LRGASP / lrgasp-submissions

Definition and validators for LRGASP submissions
MIT License
8 stars 2 forks source link

consistency of transcript_id's in model GTF vs expression matrix #16

Closed julienlag closed 3 years ago

julienlag commented 4 years ago

transcript_id's in the expression matrix are required to match the transcript_id's in the model GTF. Therefore both files should proceed from the exact same input: <sample>_models.gtf and <sample>_expressionMatrix.tsv in case of merged replicates, or <sample>_<replicate>.gtf and <sample>_<replicate>_expressionMatrix.tsv. In other words, if a participant submits a per-replicate model GTF, they should also submit per-replicate expression values. Similarly, if merged-replicates GTF, merged-replicates expression values.

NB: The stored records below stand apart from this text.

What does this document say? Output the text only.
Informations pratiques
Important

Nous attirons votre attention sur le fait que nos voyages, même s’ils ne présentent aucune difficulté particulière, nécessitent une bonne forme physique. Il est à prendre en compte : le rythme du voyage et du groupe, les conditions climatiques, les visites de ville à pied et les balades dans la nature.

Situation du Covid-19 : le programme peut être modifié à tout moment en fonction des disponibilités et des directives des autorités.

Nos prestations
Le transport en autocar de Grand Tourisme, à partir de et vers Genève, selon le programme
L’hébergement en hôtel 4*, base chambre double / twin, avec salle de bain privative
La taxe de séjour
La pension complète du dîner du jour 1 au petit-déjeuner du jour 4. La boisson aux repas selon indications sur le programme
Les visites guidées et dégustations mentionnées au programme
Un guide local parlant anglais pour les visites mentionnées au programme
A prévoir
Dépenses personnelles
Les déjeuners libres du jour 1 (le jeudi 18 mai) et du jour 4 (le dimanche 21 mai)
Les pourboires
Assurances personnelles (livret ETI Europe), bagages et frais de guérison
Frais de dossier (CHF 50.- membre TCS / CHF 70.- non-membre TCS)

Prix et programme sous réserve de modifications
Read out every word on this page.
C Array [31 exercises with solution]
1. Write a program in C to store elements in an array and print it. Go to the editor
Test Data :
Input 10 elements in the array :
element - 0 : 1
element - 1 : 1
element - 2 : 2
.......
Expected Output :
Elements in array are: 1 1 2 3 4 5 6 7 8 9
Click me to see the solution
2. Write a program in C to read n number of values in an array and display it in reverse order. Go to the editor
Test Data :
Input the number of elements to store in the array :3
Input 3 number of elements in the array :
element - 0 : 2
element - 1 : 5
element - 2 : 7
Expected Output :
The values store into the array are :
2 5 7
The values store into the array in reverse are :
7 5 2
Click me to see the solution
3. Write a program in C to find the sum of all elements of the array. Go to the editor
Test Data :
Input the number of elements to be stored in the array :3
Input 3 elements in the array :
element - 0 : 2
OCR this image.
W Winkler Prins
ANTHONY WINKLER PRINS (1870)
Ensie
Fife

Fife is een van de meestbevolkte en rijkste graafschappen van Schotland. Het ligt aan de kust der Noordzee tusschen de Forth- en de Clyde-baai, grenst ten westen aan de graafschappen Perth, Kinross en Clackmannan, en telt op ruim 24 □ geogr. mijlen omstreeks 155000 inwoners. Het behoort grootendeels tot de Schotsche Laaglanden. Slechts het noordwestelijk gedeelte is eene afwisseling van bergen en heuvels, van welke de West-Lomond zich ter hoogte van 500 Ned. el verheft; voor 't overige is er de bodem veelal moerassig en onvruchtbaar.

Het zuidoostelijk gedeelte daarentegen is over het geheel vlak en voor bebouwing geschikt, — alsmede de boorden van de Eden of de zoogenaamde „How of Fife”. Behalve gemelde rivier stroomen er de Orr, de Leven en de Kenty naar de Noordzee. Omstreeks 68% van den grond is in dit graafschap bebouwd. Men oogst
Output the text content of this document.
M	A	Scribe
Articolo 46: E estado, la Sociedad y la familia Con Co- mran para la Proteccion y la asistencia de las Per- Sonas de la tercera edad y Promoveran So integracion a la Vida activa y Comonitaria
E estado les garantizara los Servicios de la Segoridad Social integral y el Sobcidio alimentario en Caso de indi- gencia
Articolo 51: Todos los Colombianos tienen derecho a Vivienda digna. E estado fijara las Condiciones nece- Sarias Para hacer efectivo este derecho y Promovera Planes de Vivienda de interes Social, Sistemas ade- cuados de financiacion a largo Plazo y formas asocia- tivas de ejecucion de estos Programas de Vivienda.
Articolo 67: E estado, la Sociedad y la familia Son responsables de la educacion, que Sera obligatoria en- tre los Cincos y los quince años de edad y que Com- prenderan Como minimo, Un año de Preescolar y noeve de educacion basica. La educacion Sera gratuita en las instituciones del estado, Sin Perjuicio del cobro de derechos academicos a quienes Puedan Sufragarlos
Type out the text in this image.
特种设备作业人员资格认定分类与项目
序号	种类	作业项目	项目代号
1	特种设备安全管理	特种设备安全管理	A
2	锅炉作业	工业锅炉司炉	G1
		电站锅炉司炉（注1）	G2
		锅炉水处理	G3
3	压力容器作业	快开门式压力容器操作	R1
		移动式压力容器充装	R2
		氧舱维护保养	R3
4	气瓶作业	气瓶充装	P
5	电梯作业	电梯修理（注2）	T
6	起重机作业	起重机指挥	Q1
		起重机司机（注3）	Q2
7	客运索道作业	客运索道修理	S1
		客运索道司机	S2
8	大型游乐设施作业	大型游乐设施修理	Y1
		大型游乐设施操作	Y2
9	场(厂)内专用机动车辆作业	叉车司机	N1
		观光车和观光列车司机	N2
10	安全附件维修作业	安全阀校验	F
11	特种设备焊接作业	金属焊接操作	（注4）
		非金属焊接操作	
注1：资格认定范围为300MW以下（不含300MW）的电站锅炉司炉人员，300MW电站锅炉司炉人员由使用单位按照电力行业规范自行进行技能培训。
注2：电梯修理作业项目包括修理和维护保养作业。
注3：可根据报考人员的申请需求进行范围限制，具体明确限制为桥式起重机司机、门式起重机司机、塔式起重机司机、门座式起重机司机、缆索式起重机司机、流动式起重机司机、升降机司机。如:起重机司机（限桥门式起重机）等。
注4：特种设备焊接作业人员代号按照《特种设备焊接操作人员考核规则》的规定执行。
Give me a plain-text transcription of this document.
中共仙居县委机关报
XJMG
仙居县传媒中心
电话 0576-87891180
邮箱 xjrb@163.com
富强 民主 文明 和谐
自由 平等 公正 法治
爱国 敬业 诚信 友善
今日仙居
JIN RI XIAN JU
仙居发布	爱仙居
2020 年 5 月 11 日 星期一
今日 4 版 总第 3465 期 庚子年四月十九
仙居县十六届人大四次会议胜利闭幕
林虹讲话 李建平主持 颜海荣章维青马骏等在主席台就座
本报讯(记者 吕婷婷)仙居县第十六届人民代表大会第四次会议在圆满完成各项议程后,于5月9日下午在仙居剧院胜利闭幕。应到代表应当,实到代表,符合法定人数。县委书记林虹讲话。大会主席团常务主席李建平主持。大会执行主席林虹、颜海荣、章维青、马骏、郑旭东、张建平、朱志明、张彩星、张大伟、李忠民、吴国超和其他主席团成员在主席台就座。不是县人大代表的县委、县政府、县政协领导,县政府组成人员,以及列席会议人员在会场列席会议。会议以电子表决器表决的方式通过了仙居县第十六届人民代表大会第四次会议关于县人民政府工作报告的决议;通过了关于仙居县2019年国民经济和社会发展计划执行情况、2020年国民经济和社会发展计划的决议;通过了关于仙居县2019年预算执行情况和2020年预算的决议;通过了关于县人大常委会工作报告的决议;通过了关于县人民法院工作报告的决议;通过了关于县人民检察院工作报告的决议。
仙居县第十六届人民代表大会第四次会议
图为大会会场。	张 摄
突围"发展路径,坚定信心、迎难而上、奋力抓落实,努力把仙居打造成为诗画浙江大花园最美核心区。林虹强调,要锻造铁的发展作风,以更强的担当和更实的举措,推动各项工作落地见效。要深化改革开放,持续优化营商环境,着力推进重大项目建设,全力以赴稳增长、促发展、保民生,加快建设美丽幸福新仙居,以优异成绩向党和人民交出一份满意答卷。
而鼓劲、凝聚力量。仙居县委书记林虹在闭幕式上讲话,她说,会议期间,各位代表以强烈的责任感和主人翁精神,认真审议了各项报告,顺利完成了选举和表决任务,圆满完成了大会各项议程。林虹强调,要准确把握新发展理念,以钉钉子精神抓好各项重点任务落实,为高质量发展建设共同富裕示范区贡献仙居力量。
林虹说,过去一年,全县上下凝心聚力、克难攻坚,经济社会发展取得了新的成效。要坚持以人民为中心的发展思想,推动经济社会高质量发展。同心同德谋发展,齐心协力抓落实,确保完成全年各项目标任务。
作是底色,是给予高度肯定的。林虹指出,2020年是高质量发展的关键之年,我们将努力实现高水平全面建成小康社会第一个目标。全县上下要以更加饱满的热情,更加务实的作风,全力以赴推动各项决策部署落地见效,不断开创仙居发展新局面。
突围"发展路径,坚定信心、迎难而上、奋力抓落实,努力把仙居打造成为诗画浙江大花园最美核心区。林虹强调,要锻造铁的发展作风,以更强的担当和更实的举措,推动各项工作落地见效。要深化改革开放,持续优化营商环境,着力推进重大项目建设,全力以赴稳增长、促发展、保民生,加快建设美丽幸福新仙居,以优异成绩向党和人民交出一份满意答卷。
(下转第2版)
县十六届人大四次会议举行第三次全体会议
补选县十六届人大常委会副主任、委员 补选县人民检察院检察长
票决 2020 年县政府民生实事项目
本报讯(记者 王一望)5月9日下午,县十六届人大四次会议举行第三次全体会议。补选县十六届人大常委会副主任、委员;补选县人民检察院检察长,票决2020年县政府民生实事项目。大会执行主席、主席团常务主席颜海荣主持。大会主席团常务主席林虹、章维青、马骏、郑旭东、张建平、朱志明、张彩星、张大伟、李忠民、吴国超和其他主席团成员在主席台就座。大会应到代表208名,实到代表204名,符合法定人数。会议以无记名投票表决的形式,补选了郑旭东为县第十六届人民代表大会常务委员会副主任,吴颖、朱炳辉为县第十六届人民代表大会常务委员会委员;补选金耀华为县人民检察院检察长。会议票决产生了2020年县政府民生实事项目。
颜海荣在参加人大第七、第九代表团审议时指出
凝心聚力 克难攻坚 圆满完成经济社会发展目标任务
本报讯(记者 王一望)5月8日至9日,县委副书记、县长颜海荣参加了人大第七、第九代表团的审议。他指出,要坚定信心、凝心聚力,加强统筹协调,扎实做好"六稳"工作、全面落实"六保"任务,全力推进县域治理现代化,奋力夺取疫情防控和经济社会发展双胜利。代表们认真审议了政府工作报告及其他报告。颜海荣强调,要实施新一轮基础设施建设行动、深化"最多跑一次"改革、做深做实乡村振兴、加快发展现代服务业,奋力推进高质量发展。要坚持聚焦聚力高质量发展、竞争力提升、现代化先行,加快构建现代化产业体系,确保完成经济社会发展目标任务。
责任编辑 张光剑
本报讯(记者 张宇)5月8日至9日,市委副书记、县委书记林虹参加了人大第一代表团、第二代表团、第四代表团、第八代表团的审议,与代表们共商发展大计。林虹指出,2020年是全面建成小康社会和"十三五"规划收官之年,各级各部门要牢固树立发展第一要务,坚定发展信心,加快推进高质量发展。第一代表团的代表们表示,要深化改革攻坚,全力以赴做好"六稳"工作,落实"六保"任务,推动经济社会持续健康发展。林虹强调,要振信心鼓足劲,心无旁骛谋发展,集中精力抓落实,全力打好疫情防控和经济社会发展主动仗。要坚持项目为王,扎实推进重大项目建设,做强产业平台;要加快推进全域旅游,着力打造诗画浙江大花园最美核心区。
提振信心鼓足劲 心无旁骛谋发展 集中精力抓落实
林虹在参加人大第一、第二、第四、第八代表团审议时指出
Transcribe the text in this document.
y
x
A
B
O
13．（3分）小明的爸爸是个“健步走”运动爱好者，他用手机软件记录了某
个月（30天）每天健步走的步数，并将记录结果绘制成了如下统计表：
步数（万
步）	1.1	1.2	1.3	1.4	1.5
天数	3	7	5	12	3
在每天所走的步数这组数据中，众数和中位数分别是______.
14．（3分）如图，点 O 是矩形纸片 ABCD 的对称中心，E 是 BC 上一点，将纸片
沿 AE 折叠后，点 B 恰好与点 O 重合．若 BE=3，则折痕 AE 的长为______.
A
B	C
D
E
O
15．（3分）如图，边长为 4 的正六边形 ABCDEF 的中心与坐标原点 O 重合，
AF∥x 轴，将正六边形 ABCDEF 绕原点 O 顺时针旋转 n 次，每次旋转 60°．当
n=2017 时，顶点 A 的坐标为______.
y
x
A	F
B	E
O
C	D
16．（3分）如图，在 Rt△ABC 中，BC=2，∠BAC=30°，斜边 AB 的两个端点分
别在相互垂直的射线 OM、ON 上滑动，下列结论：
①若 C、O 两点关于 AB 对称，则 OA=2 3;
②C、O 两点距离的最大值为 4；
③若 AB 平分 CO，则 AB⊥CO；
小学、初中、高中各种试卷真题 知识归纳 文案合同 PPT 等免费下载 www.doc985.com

There may also be conflicting transcript_id's across samples. For example transcript_id PB.10.1 may have been used in two completely different samples and correspond to two totally different transcript structures. In that case we'd have trouble differentiating them in the expression matrix, which seems overly error-prone. Wouldn't it be simpler to require one expression file per GTF, or alternatively ask for expression values to be included directly in the GTF (e.g. as a 9th field attribute)?

diekhans commented 3 years ago

ids are now validated